As elements of the proposal emerge in the Czech press, Culture Ministry officials stress that the plan might change significantly before the bill is presented to the cabinet in October.
Radomir Docekal, executive director of the Czech Audiovisual Producers Association, which has been key in developing the proposal, is optimistic that the new bill is better than a similar measure which was rejected last year. Czech President Vaclav Klaus last year vetoed a bill eight years in the making on the grounds that it supported business, not art.
The new proposal counts on multiple sources of financing to provide roughly $33m annually to the State Fund for the Support and Development of Czech Cinematography. Fifty-five percent the fund would come directly from the state budget. Fifteen percent would come from sales of the rights to Czechoslovak films produced before 1993. The remaining financing would come from exhibitors, broadcasters and home video sales and rental.
Television broadcasters objected to the old bill, which required them to contribute 3% of their advertising revenues to the state fund. The new proposal still requires the 3% contribution, but in a move calculated to win broadcasters' support, would allow them to earmark most of that for projects of their choosing.
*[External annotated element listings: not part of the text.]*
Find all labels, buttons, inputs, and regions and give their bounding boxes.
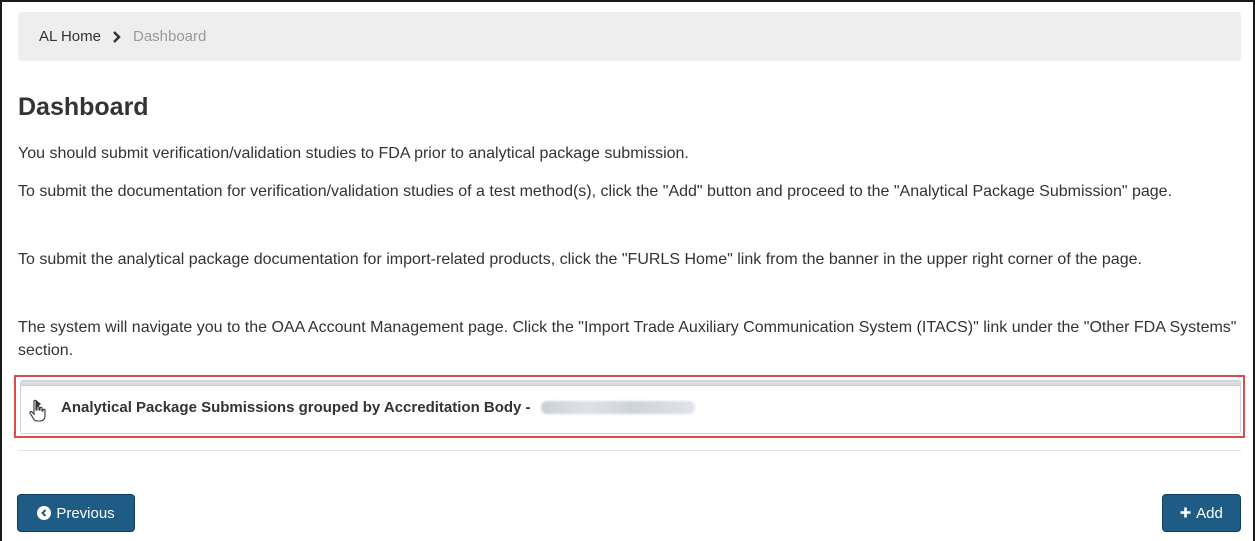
intro-paragraph-3: To submit the analytical package documen…: [18, 251, 1142, 268]
page-title: Dashboard: [18, 93, 149, 121]
chevron-right-icon: [112, 30, 121, 43]
intro-paragraph-2: To submit the documentation for verifica…: [18, 183, 1173, 200]
chevron-left-circle-icon: [37, 506, 52, 520]
previous-button[interactable]: Previous: [17, 494, 135, 532]
breadcrumb-home-link[interactable]: AL Home: [39, 28, 101, 45]
redacted-value: [540, 400, 695, 414]
panel-title: Analytical Package Submissions grouped b…: [61, 398, 531, 416]
intro-paragraph-1: You should submit verification/validatio…: [18, 145, 689, 162]
add-button-label: Add: [1196, 504, 1223, 522]
intro-paragraph-4: The system will navigate you to the OAA …: [18, 319, 1237, 359]
add-button[interactable]: Add: [1162, 494, 1241, 532]
breadcrumb: AL Home Dashboard: [18, 12, 1241, 61]
hand-cursor-icon: [28, 399, 48, 428]
accreditation-body-panel[interactable]: Analytical Package Submissions grouped b…: [20, 380, 1241, 434]
previous-button-label: Previous: [56, 504, 115, 522]
divider: [18, 450, 1241, 451]
plus-icon: [1180, 505, 1191, 522]
breadcrumb-current: Dashboard: [132, 28, 207, 45]
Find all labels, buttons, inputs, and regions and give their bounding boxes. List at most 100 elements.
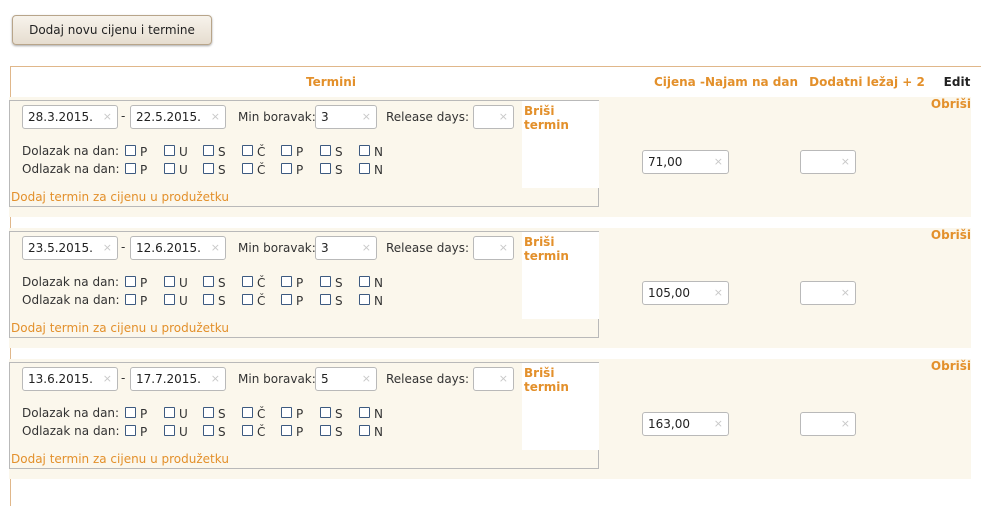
date-separator: - xyxy=(121,109,126,123)
day-checkbox[interactable] xyxy=(125,407,136,418)
day-checkbox[interactable] xyxy=(203,145,214,156)
date-separator: - xyxy=(121,371,126,385)
day-checkbox[interactable] xyxy=(320,407,331,418)
min-boravak-input[interactable]: 3 × xyxy=(315,105,377,129)
min-boravak-input[interactable]: 3 × xyxy=(315,236,377,260)
day-checkbox[interactable] xyxy=(320,425,331,436)
day-checkbox[interactable] xyxy=(242,407,253,418)
clear-icon[interactable]: × xyxy=(103,368,112,390)
clear-icon[interactable]: × xyxy=(841,282,850,304)
day-checkbox[interactable] xyxy=(242,425,253,436)
day-checkbox[interactable] xyxy=(203,294,214,305)
day-label: S xyxy=(335,276,343,290)
price-input[interactable]: 163,00 × xyxy=(642,412,729,436)
day-checkbox[interactable] xyxy=(359,407,370,418)
day-label: S xyxy=(218,276,226,290)
clear-icon[interactable]: × xyxy=(362,368,371,390)
price-input[interactable]: 71,00 × xyxy=(642,150,729,174)
release-days-input[interactable]: × xyxy=(473,236,514,260)
delete-term-link[interactable]: Briši termin xyxy=(524,235,599,263)
day-checkbox[interactable] xyxy=(242,163,253,174)
clear-icon[interactable]: × xyxy=(714,413,723,435)
day-checkbox[interactable] xyxy=(281,407,292,418)
clear-icon[interactable]: × xyxy=(714,282,723,304)
clear-icon[interactable]: × xyxy=(499,237,508,259)
clear-icon[interactable]: × xyxy=(714,151,723,173)
day-label: P xyxy=(296,163,304,177)
day-checkbox[interactable] xyxy=(203,276,214,287)
delete-term-area: Briši termin xyxy=(522,232,599,319)
price-input[interactable]: 105,00 × xyxy=(642,281,729,305)
day-checkbox[interactable] xyxy=(359,145,370,156)
day-checkbox[interactable] xyxy=(125,294,136,305)
add-term-link[interactable]: Dodaj termin za cijenu u produžetku xyxy=(11,452,229,466)
day-checkbox[interactable] xyxy=(320,145,331,156)
day-checkbox[interactable] xyxy=(281,276,292,287)
extra-bed-input[interactable]: × xyxy=(800,281,856,305)
day-label: P xyxy=(140,163,148,177)
min-boravak-label: Min boravak: xyxy=(238,110,316,124)
clear-icon[interactable]: × xyxy=(211,237,220,259)
day-checkbox[interactable] xyxy=(164,294,175,305)
clear-icon[interactable]: × xyxy=(499,106,508,128)
day-checkbox[interactable] xyxy=(203,163,214,174)
day-checkbox[interactable] xyxy=(125,276,136,287)
day-checkbox[interactable] xyxy=(320,163,331,174)
delete-row-link[interactable]: Obriši xyxy=(931,228,971,242)
day-checkbox[interactable] xyxy=(320,294,331,305)
clear-icon[interactable]: × xyxy=(211,368,220,390)
clear-icon[interactable]: × xyxy=(103,106,112,128)
delete-term-link[interactable]: Briši termin xyxy=(524,104,599,132)
day-checkbox[interactable] xyxy=(281,145,292,156)
extra-bed-input[interactable]: × xyxy=(800,150,856,174)
add-price-and-terms-button[interactable]: Dodaj novu cijenu i termine xyxy=(12,15,212,45)
day-label: U xyxy=(179,163,188,177)
day-checkbox[interactable] xyxy=(164,407,175,418)
day-checkbox[interactable] xyxy=(320,276,331,287)
clear-icon[interactable]: × xyxy=(362,106,371,128)
delete-term-link[interactable]: Briši termin xyxy=(524,366,599,394)
day-checkbox[interactable] xyxy=(164,145,175,156)
day-checkbox[interactable] xyxy=(242,276,253,287)
day-label: S xyxy=(335,294,343,308)
day-checkbox[interactable] xyxy=(125,145,136,156)
delete-row-link[interactable]: Obriši xyxy=(931,359,971,373)
clear-icon[interactable]: × xyxy=(103,237,112,259)
day-checkbox[interactable] xyxy=(125,163,136,174)
date-to-input[interactable]: 12.6.2015. × xyxy=(130,236,226,260)
release-days-input[interactable]: × xyxy=(473,367,514,391)
extra-bed-input[interactable]: × xyxy=(800,412,856,436)
day-checkbox[interactable] xyxy=(359,425,370,436)
day-checkbox[interactable] xyxy=(242,145,253,156)
clear-icon[interactable]: × xyxy=(211,106,220,128)
clear-icon[interactable]: × xyxy=(841,151,850,173)
day-checkbox[interactable] xyxy=(359,276,370,287)
date-from-input[interactable]: 28.3.2015. × xyxy=(22,105,118,129)
day-checkbox[interactable] xyxy=(359,294,370,305)
add-term-link[interactable]: Dodaj termin za cijenu u produžetku xyxy=(11,321,229,335)
date-to-input[interactable]: 22.5.2015. × xyxy=(130,105,226,129)
date-from-input[interactable]: 23.5.2015. × xyxy=(22,236,118,260)
day-checkbox[interactable] xyxy=(164,425,175,436)
day-checkbox[interactable] xyxy=(281,425,292,436)
day-label: P xyxy=(140,276,148,290)
clear-icon[interactable]: × xyxy=(499,368,508,390)
delete-row-link[interactable]: Obriši xyxy=(931,97,971,111)
day-checkbox[interactable] xyxy=(164,276,175,287)
day-label: Č xyxy=(257,145,266,159)
day-checkbox[interactable] xyxy=(281,294,292,305)
min-boravak-input[interactable]: 5 × xyxy=(315,367,377,391)
day-checkbox[interactable] xyxy=(281,163,292,174)
date-from-input[interactable]: 13.6.2015. × xyxy=(22,367,118,391)
day-checkbox[interactable] xyxy=(359,163,370,174)
release-days-input[interactable]: × xyxy=(473,105,514,129)
clear-icon[interactable]: × xyxy=(362,237,371,259)
day-checkbox[interactable] xyxy=(203,407,214,418)
day-checkbox[interactable] xyxy=(242,294,253,305)
day-checkbox[interactable] xyxy=(164,163,175,174)
date-to-input[interactable]: 17.7.2015. × xyxy=(130,367,226,391)
day-checkbox[interactable] xyxy=(125,425,136,436)
day-checkbox[interactable] xyxy=(203,425,214,436)
add-term-link[interactable]: Dodaj termin za cijenu u produžetku xyxy=(11,190,229,204)
clear-icon[interactable]: × xyxy=(841,413,850,435)
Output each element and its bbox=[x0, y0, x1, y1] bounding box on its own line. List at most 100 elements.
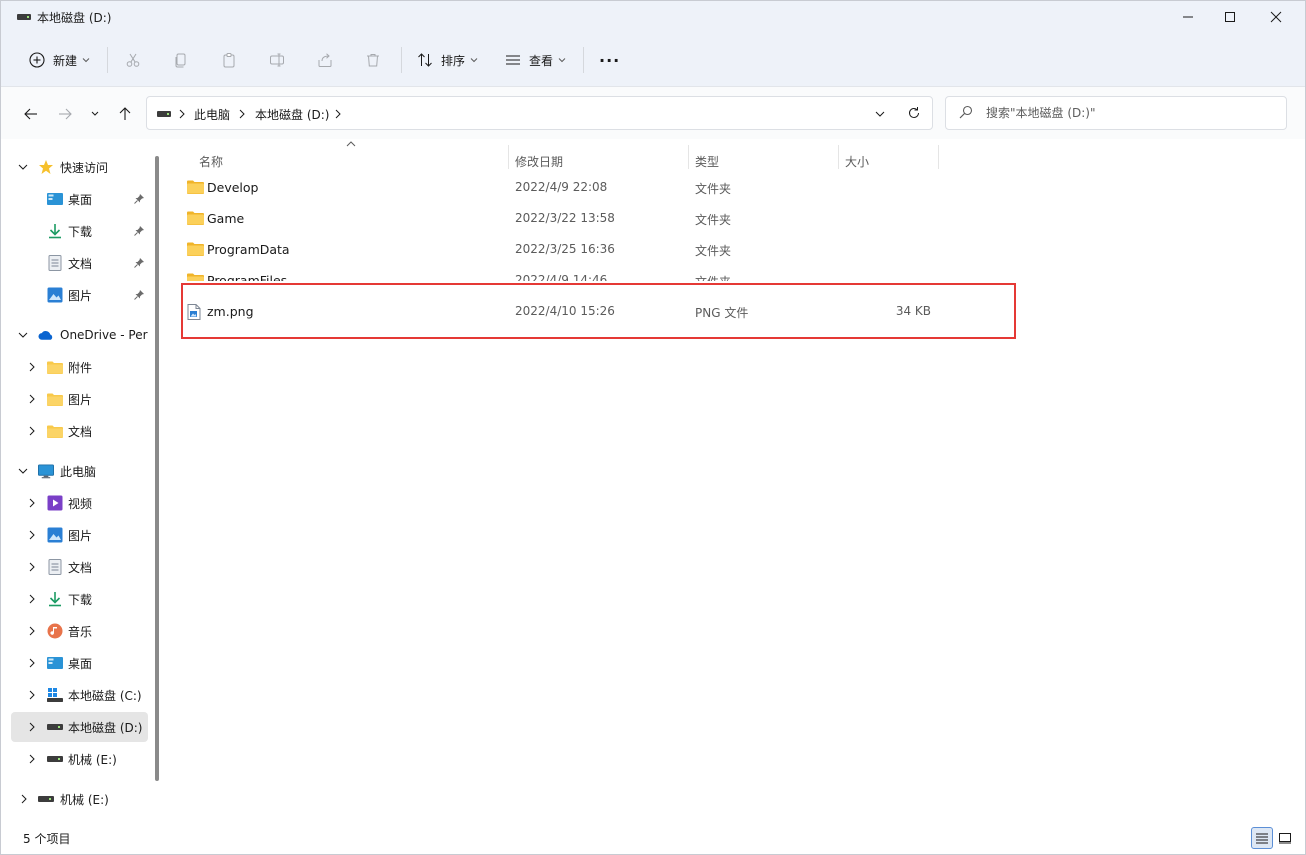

Some filmmakers also would like to see a 25% tax levied on distributors of pornographic films, a tax which would add hundreds of millions of crowns to the state fund.
The Czech state fund provides 50% of the budget for 80% of Czech movies, but does not provide direct support to foreign productions shooting in the Czech Republic. Last week the fund announced $3m in support for 2007, including roughly $1.7m for new feature films.
Czech production and services are set to boom under the right combination of incentives. In the last year a record 120 projects applied to the state fund for a combined total of $15.4m in support. Among these are some of the most expensive Czech films ever made, including Juraj Jakubisko's Bathory. Since the beginning of the year, the box-office record for Czech films has been broken twice: first by Jiri Menzel's I Served The King Of England and again weeks later by Jan Sverak's Empties.
And although production costs in the Czech Republic are rising, and despite generous incentives offered in Hungary and elsewhere, Prague continues to draw runaway production at record levels.
Barrandov Studios announced recently that it had a successful 2006, raising its annual profit nearly 30% to $2m. In its busiest year since the fall of communism in 1989, the studio hosted such international projects as Casino Royale, Hannibal Rising, The Red Baron, Hostel II and Psych 9. The healthy results put Barrandov on track to refinance its new, $9.5m 4,000-square-meter soundstage in seven years as planned.
The Culture Ministry is still discussing aspects of the proposal with the Finance Ministry and other state bodies. The most optimistic scenario sees the proposal being approved by the Czech parliament and president in 2008 and going into effect in 2009.